Cananları için sevdiler. Canlarını cananları için feda ettiler. Zaten hiç kendileri için sevseler bu hallere düşerler miydi? Hiç Mecnun kendini Leyla’da bulmasaydı, Leyla kendini Mecnun’da bulmasaydı divane olurlar mıydı?
 
Aşıkların tüm uzuvları kalptedir. Yani gerçek sevenlerin, gerçek aşıkların gören gözleri kalbi, duyan kulakları kalbi ve konuşan dilleri yine kalbi olurdu. Bu dünyadan ayrılır; gözleri görmez, kulakları duymaz, dilleri konuşmaz olurdu. Her yükü çeken kalpleri tutuşur, ateşe dönerdi. Aklın yapmak istediğini değil kalbin yapmak istediğini, aklın gitmek istediğine değil kalbin gitmek istediğine gidelerdi. Cananları uçmaya mecali kalmamış bir kuş olurdu.
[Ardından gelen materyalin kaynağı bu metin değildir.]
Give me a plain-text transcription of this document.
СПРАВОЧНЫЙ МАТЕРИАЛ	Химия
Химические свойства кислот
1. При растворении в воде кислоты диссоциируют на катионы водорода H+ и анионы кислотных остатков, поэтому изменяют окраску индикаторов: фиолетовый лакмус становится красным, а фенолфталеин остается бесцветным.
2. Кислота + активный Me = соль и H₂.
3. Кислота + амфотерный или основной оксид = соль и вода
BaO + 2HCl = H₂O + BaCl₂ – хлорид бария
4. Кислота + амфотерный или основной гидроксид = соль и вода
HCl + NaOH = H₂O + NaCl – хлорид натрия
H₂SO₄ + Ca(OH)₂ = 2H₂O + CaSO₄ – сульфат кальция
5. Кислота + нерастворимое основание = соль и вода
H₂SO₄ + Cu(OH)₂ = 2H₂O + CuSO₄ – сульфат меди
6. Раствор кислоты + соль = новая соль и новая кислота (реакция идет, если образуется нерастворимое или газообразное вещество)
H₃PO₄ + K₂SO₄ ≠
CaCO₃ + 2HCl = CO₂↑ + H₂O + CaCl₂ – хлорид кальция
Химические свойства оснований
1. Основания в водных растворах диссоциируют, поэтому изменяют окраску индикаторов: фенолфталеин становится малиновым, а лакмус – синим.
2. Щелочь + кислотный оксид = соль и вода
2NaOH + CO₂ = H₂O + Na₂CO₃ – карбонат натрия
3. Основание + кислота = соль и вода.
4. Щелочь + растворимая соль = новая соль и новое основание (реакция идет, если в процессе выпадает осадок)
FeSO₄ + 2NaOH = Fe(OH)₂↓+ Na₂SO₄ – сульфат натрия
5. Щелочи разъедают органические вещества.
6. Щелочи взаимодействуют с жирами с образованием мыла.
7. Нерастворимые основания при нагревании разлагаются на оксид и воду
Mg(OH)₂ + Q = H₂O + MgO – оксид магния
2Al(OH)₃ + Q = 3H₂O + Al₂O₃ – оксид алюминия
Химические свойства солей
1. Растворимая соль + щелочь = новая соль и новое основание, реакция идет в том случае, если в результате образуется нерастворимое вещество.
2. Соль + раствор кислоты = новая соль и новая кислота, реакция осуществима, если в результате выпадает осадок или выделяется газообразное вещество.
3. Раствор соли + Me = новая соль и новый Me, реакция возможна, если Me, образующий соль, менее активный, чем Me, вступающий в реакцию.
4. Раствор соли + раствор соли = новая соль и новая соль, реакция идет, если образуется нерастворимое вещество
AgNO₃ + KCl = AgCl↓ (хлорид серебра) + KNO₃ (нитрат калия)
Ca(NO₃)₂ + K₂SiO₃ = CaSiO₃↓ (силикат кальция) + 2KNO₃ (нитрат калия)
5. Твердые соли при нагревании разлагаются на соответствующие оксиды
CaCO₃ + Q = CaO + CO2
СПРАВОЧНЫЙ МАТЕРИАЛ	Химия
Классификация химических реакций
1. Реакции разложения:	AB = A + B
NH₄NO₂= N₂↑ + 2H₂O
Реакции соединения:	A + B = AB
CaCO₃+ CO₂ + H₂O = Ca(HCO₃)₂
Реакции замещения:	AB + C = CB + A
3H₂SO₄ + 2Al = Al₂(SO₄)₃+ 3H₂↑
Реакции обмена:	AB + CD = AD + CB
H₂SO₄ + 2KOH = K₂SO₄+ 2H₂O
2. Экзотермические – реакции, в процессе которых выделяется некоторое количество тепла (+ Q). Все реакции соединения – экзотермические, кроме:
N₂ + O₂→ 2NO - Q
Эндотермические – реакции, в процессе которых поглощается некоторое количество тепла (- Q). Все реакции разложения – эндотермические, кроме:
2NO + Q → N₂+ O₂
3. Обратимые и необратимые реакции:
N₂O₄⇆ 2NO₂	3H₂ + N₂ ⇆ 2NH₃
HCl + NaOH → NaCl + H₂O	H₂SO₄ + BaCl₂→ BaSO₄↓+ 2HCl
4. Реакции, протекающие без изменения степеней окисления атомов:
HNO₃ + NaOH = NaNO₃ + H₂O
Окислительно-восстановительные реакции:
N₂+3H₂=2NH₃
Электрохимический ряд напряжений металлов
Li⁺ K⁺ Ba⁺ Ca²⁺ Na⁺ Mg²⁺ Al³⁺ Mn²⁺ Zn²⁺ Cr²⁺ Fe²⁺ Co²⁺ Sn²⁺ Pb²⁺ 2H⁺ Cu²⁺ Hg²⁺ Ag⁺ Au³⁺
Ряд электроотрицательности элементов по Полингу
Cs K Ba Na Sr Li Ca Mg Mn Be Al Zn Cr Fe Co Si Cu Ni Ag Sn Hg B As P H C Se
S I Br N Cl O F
Uçamaz yerlerinde kalır, sevdiklerinin bir gün muhakkak kanatlarından tutacağı günü beklerlerdi. Kalplerinde kor, suyu beklerlerdi. Canları için değil cananları içindi…
 
Kalplerinin gülümseyişi gözde birkaç damla yaş olurdu, kalbin üzüntüsü gözde bir pınar olurdu. Her iki durumda da gözler nemli kalırdı. Çünkü sevmek azaptı onlar için. Azapsa sevmekti…
 
Aşıkların birbirlerini ilk görüşleri an vardı. Birde son görüşleri. İlk gördüklerinde ne kadar seviyorlarsa son gördüklerinde de o kadar seviyorlardı. Ne bir eksik ne bir fazla. İlk gördükleri an birbirlerine bakışları, göz ile görmenin kalpteki yansıması; görülmeye, kulak ile duymanın kalpteki sesi; duyulmaya değerdi. Ne sıradan bir görüntü, ne de sıradan bir ses. Hiç duyulmamış, hiç görülmemiş… Sonraları içlerindeki yangın ile birbirlerinden yani bir bütünden kopuşun üzüntüsüyle, ayrılışları… Hicran içinde geçen geceleri, geceden farksız gündüzleri. Günler, aylar ve yıllar geçtikçe kavuşma arzuları, sözcüklere sığmayan sevgileri… Kim bilir sözcüklere sığsa bildiğimizden kaç kat daha üstün aşkları. Bizim gördüklerimiz, duyduklarımız, okuduklarımız yalnızca anlatılabilen, görülebilen, yazılabilen kısımları…
 
Seven ile sevilenin olmadığı bir aşk! İki tarafında seven olduğu aşk! Sevenlerin birbirlerine karşı dile getirdikleri benzersiz kelimelerin oluşturduğu benzersiz cümleler. Görünürde ne kadar da güzel bir söz dedirten ama aslında yalnızca güzel olmayan bir anlam, bir mesaj içeren büyülü cümleler… Sevdiğinin anlayabileceği türden bir kalbi yanığın bir kalbi yanığa sözleri… Bazılarının yüz yüze, bazılarının da kalpten kalbe söylendiği sevgiyi aşan mısralar. Sevgi dolu, aşk dolu, elem dolu, ayrılık, hüzün dolu sözler…
 
Zamanın hala unutturamadığı, yok edemediği o ünlü aşklar. Güz mevsiminde ağaçta tek başına kalmış solgun bir yaprak gibi bahar gelinceye kadar düşmemek için son nefesleri, son çırpınışları… Yani efsanevi aşklar… Kavuşmanın da ayrılığında ders olduğu, unutulmayan ve hala unutulmayacak olan bir daha yaşanması mümkün olmayan aşklar… İşte onlar aşkın harmanını kalpte tutuşturan aşklar, aşıklar…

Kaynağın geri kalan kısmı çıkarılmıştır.